[I] [BUG] Getting ParquetDecodingException while writing to hudi dataset with MAP columns in hudi 0.13.1 [hudi]

via GitHub Thu, 09 Nov 2023 03:07:06 -0800


Shubham21k opened a new issue, #10029:
URL: https://github.com/apache/hudi/issues/10029


   We are migrating our derived hudi datasets from hudi version 0.11.1 to 
0.13.1. 
   Just to provide the context on the flow, We have created temp materialised 
tables in parquet format using spark job that writes data to a temp path.
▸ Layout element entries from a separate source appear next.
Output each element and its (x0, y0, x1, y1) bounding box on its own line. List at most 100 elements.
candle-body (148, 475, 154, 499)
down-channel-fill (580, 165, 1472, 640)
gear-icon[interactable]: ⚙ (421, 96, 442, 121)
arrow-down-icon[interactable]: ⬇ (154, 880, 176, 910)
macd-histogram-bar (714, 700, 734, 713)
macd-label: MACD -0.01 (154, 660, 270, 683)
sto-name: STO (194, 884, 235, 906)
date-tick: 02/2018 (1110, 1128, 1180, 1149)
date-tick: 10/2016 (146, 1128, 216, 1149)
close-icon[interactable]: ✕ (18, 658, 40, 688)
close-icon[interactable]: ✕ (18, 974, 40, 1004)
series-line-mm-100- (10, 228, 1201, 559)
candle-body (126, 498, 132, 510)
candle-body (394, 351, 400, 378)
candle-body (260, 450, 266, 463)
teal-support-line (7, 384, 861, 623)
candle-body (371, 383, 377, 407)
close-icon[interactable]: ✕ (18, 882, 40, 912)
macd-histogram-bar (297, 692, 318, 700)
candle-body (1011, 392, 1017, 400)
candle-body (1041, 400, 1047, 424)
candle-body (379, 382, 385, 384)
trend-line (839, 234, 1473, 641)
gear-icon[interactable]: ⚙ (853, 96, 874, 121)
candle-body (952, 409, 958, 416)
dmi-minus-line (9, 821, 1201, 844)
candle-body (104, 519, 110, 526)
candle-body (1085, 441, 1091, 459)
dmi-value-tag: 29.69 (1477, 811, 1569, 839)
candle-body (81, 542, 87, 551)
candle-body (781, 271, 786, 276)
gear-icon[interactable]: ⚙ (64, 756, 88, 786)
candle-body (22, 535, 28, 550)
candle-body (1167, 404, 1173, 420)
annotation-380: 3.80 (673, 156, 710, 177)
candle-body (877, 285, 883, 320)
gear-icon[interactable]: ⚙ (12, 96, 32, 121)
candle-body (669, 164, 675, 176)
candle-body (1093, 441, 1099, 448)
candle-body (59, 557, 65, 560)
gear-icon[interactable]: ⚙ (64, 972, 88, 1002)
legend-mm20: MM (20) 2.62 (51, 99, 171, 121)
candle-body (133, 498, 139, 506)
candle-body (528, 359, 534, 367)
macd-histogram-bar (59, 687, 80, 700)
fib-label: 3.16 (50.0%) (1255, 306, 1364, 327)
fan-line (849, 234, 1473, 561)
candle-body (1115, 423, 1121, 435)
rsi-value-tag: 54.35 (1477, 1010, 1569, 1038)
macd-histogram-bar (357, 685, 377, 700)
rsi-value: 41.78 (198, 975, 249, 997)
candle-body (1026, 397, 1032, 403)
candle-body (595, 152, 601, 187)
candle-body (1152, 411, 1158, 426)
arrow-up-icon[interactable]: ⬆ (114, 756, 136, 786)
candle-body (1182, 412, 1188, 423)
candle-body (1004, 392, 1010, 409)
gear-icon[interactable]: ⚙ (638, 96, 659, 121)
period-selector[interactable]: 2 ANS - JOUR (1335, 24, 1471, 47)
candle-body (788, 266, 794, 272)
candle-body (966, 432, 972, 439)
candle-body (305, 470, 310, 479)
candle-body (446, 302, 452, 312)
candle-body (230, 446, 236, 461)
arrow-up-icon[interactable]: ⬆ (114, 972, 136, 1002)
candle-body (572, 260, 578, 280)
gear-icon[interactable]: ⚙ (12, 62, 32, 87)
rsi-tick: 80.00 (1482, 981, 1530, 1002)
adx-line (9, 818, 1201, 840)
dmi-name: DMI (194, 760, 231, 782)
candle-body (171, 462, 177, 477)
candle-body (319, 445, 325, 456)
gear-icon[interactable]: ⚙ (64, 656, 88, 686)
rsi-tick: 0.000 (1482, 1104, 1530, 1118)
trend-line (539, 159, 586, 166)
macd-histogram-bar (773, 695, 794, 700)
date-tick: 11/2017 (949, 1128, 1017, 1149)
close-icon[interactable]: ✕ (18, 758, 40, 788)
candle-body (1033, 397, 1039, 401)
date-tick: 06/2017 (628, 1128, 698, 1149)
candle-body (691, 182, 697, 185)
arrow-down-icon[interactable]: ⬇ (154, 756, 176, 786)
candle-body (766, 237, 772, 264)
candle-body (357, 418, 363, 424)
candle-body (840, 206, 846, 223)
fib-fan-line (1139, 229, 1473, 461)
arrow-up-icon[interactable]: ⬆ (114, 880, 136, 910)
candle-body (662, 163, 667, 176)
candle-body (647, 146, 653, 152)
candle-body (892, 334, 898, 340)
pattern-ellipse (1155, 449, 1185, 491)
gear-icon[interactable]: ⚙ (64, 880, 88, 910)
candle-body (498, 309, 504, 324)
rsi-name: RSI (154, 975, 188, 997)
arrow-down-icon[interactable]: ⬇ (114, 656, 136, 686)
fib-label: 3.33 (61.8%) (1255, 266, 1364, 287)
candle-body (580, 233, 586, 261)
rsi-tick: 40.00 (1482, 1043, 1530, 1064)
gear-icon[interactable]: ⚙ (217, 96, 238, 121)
After 
this step is completed, another spark job reads materialised table and writes 
incrementally in hoodie format to the main table location.
   
   Upon migrating to hudi v0.13.1, we are encountering exceptions while writing 
data in hoodie format **when there is a MAP column present in the schema**. 
   If there are no map columns in schema, then there are no issues at all.
   
   after downgrading table back to v0.11.1, we are able to write data to hoodie 
table without any issues.
   
   main hoodie table properties : 
   `hoodie.table.keygenerator.class : 
org.apache.hudi.keygen.NonpartitionedKeyGenerator`
   `hoodie.table.base.file.format : PARQUET`
   
   **To Reproduce**
   
   Steps to reproduce the behavior:
   
   1. create a temp table which writes data in parquet format 
   Make sure to include a map column in the table.
   
   2. write incrementally to hoodie table s3 path after reading from the temp 
table created in previous step.
   
   - scala> val df = spark.sql("select * from clickstream_map_tbl_pos_tmp")
   - scala> 
df.write.format("org.apache.hudi").mode(SaveMode.Append).save("s3://corp-data/derived-data/clickstream_map_tbl/")
   
   
   **Expected behavior**
   
   Data should be written to the hoodie table without any issues.
   
   **Environment Description**
   
   * Hudi version : 0.13.1
   
   * Spark version : 3.2.1
   
   * Hive version : 3.1.3
   
   * Hadoop version : NA
   
   * Storage (HDFS/S3/GCS..) : S3
   
   * Running on Docker? (yes/no) : NO
   
   
   **Additional context**
   
   For step 1 we are using Presto-On-Spark jars for creating temp materialised 
tables.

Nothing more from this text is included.